Another warning sign, translated into several languages including Russian, Romanian and Haitian Creole, tells people not to loiter at the frontier.
The library’s strategic location also led it to be the unwilling setting for a criminal scheme that saw a Canadian man sentenced to 51 months in prison in 2018 for smuggling more than 100 handguns from Vermont into Quebec.
Some of the weapons were stashed in small backpacks in a bin in the Haskell bathroom, US authorities said, and then retrieved and brought into Canada.
While the US-Canada land border has many heavily surveilled, formal crossings – including one just down the road from the library and opera house – long stretches of the 6,416km (3,987-mile) span are largely unmanned.
On a recent cold December morning, a Canadian police cruiser was parked near the Haskell, monitoring the border line, but stayed for only a few minutes before driving away.
To get into the building, Canadians can walk across the border and head for the front door on the US side. Passports aren’t required – there is no formal crossing here, after all – but the library tells visitors to expect their movements to be monitored – and to carry identification, just in case.
The library itself isn’t a border crossing, Aube stressed, and family reunions have been banned after relatives who were allowed to be in the US or Canada – but not both – began arriving by the dozens to share meals in the small space.
“It’s sad because it’s not something that we are happy to do,” Aube said about the ban. “We want those people to see their families, but if we want to keep our members that are donating for the library to stay open, we need to focus on them.”
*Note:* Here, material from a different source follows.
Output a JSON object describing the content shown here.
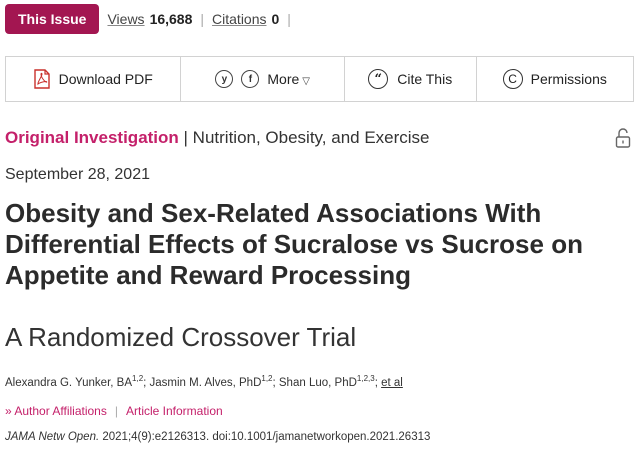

Another major challenge is funding and maintenance, as the building is designated as a national historic site and, therefore, is subject to specific rules for renovations and upkeep under both US and Canadian regulations, Aube said.
And, despite its uniqueness, the Haskell’s staff readily admit that, like other libraries around the world, drawing visitors isn’t as easy as it may have once been – especially after the COVID-19 pandemic forced a months-long closure in 2020 and 2021.
Still, the library hosts weekly story hours for kids in a bright room filled with children’s books, as well as a French-language book club that draws some American Francophiles, Aube said. The Opera House also now organises film screenings.
Multiple generations of local families still use the library’s services, Aube added, and tourists come back year after year. “Because it’s special,” she said, when asked what draws people to the small library.
And as staff members and volunteers placed books back on the shelves and gave tours of the building that day in mid-December, a woman pushed through the front doors with a request.
“I need something to read,” she said.
The reply came a moment later: “You’ve come to the right place.”